Screening als Routine – nicht als Ausnahme
Warum sollte das Delir- und Demenz-Screening im Krankenhaus verbessert werden? Welche Screening-Strategien werden empfohlen? Welche Instrumente können eingesetzt werden? Diese und weitere Fragen beantworten die "Empfehlungen für das Delir- und Demenz-Screening sowie Delir-Management im Krankenhaus" der fünf Fachgesellschaften DGPPN, DGGPP, DGG, DGGG und DGN, die 2023 veröffentlicht wurden. Sie zeigen unter anderem, welche Screening-Verfahren sich in unterschiedlichen Krankenhaus-Settings (Notaufnahme, Normalstation, OP-Vorbereitung, Intensivmedizin) eignen und an welchen Konzepten zur Delir-Prävention und zum Delir-Management sich Ärzt*innen und Pflegepersonal im Krankenhaus orientieren können.
Die Empfehlungen wurden im Rahmen einer digitalen Fachveranstaltung von Expert*innen der Fachgesellschaften vorgestellt. Wichtig sei vor allem das konsequente und kontinuierliche Screening, im besten Fall aller Patient*innen ab 65 Jahren oder mindestens aller Patient*innen mit einer bestehenden Demenz-Diagnose. Krankenhäuser sollten interdisziplinär und interprofessionell für ihr Haus geeignete Verfahren erarbeiten. Die Veranstaltung wurde 2023 von der Geschäftsstelle Nationale Demenzstrategie begleitet und nachbereitet.
Multimodale Ansätze im Projekt PAWEL
Grundlage der Empfehlungen sind unter anderem die Ergebnisse des vom Gemeinsamen Bundesausschuss (G-BA) geförderten Projekts PAWEL (Patientensicherheit, Wirtschaftlichkeit und Lebensqualität: Reduktion von Delirrisiko und POCD (Postoperative kognitive Dysfunktion) nach Elektivoperationen im Alter). Forschende untersuchten im Jahr 2021 die Wirksamkeit von Screening-Verfahren zur Vorbeugung eines Delirs nach Operationen. Das Hauptaugenmerk des Projekts lag auf der mehrteiligen Intervention, die einen sektorübergreifenden, multimodalen Ansatz zur Prävention und Behandlung von Delirien verfolgt. Durch diese konnten im Studienverlauf 80% der Postoperativen Delirien (POD) korrekt vorhergesagt werden. Sie reduzierte zudem die Delirprävalenz um 33%.
Qualitätsverträge als Instrument der Delirprävention
Zusätzlich eröffnen Qualitätsverträge nach § 110a SGB V Krankenhäusern und Krankenkassen die Möglichkeit, gezielt Maßnahmen zur Delirprävention zu vereinbaren und diese für eine festgelegte Zeit zu erproben. Seit 2017 zählt die Prävention des postoperativen Delirs bei älteren Patient*innen zu den vom G-BA ausgewählten Leistungsbereichen. In der aktuellen Erprobungsphase bis 2028 soll geprüft werden, inwiefern sich durch solche Anreizsysteme die Versorgungsqualität im Klinikalltag steigern lässt.

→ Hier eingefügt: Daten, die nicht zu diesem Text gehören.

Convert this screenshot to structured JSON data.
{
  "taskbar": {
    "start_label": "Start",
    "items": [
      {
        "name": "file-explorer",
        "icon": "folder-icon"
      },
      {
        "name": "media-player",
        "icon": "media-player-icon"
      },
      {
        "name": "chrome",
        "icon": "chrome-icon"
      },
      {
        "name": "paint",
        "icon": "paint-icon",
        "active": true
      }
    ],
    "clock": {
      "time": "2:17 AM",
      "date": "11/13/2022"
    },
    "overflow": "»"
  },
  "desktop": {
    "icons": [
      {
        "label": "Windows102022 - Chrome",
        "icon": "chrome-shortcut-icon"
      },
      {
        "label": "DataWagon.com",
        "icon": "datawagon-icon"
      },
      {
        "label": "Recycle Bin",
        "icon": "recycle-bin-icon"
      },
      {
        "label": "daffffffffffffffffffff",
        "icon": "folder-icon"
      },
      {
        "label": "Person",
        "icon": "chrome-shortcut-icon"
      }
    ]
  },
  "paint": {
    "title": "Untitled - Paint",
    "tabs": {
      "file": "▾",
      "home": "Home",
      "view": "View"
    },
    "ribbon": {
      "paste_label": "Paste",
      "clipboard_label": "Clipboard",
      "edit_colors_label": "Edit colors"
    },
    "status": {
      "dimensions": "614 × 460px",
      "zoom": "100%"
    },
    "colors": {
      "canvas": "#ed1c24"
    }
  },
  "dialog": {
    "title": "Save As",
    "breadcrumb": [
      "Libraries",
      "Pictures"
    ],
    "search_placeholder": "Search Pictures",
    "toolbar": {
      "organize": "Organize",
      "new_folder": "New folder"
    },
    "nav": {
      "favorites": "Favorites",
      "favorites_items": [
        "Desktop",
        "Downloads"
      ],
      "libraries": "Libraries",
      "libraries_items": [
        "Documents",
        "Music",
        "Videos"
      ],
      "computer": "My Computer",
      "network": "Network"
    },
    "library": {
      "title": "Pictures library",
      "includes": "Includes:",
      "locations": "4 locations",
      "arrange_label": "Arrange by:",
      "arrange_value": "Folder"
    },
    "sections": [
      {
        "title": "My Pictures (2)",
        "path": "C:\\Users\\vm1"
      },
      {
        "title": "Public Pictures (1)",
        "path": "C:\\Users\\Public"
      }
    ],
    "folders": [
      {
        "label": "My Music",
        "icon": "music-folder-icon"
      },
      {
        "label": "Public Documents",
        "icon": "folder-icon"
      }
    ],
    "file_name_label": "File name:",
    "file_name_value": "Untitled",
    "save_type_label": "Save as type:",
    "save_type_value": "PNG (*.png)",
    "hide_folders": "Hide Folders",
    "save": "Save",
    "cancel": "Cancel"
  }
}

Im Mittelpunkt steht, das Delirrisiko durch strukturierte Abläufe wie engmaschige Beobachtung, Orientierungshilfen, frühe Mobilisation und den Erhalt kognitiver Fähigkeiten systematisch zu reduzieren. Besonders profitieren Menschen ab 65 Jahren sowie Personen mit kognitiven Einschränkungen oder bestehender Demenz, also Gruppen, die ein hohes Delirrisiko aufweisen. Damit unterstützen die Qualitätsverträge unmittelbar eine bessere stationäre Versorgung von Menschen mit Demenz und stärken die Delirprävention als festen Bestandteil der Behandlung. Aktuell bestehen bundesweit 21 Qualitätsverträge zwischen 41 Krankenkassen und 18 Krankenhäusern (Stand: 13. November 2025). Eine Übersicht bietet der G-BA online an.